Rent the Runway’s trajectory matters beyond the company itself. As the most visible publicly traded pure-play rental business, its success or failure carries outsized signaling power for the circular fashion movement. If the new leadership can crack the unit economics of rental at scale, it will validate a model that many in the industry still view as unproven.
The company has also been exploring partnerships that extend beyond its core subscription model. The collaboration with Maison Perrier, which launched this month, represents a new template for brand-funded editorial integrations that generate revenue while enhancing the customer experience. Such partnerships could become a meaningful secondary revenue stream.

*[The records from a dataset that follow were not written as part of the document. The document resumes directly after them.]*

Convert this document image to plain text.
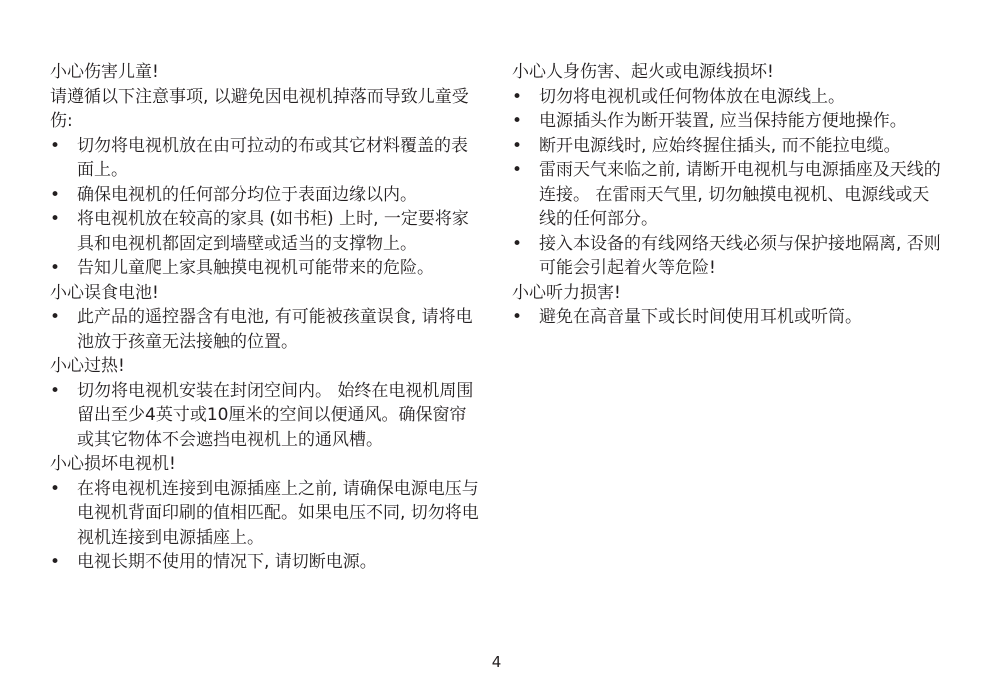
小心伤害儿童!

请遵循以下注意事项, 以避免因电视机掉落而导致儿童受伤:

• 切勿将电视机放在由可拉动的布或其它材料覆盖的表面上。
• 确保电视机的任何部分均位于表面边缘以内。
• 将电视机放在较高的家具 (如书柜) 上时, 一定要将家具和电视机都固定到墙壁或适当的支撑物上。
• 告知儿童爬上家具触摸电视机可能带来的危险。
小心误食电池!
• 此产品的遥控器含有电池, 有可能被孩童误食, 请将电池放于孩童无法接触的位置。
小心过热!
• 切勿将电视机安装在封闭空间内。 始终在电视机周围留出至少4英寸或10厘米的空间以便通风。确保窗帘或其它物体不会遮挡电视机上的通风槽。
小心损坏电视机!
• 在将电视机连接到电源插座上之前, 请确保电源电压与电视机背面印刷的值相匹配。如果电压不同, 切勿将电视机连接到电源插座上。
• 电视长期不使用的情况下, 请切断电源。
小心人身伤害、起火或电源线损坏!
• 切勿将电视机或任何物体放在电源线上。
• 电源插头作为断开装置, 应当保持能方便地操作。
• 断开电源线时, 应始终握住插头, 而不能拉电缆。
• 雷雨天气来临之前, 请断开电视机与电源插座及天线的连接。 在雷雨天气里, 切勿触摸电视机、电源线或天线的任何部分。
• 接入本设备的有线网络天线必须与保护接地隔离, 否则可能会引起着火等危险!
小心听力损害!
• 避免在高音量下或长时间使用耳机或听筒。
4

The new leadership inherits a business that pioneered the clothing rental category but has struggled to translate first-mover advantage into consistent financial performance. The company’s subscriber base, while loyal, has proven difficult to grow beyond a core cohort of urban professional women. Operating a reverse-logistics network that processes, cleans, and restocks thousands of garments each week carries formidable fixed costs.
Bariquit and her team are focusing on three levers: technology upgrades that improve inventory forecasting and reduce turnaround times, a pricing architecture that encourages higher-value rentals, and a tighter curation strategy that minimizes the proportion of inventory that sits unused. The goal is not just to add subscribers but to extract more value from each transaction.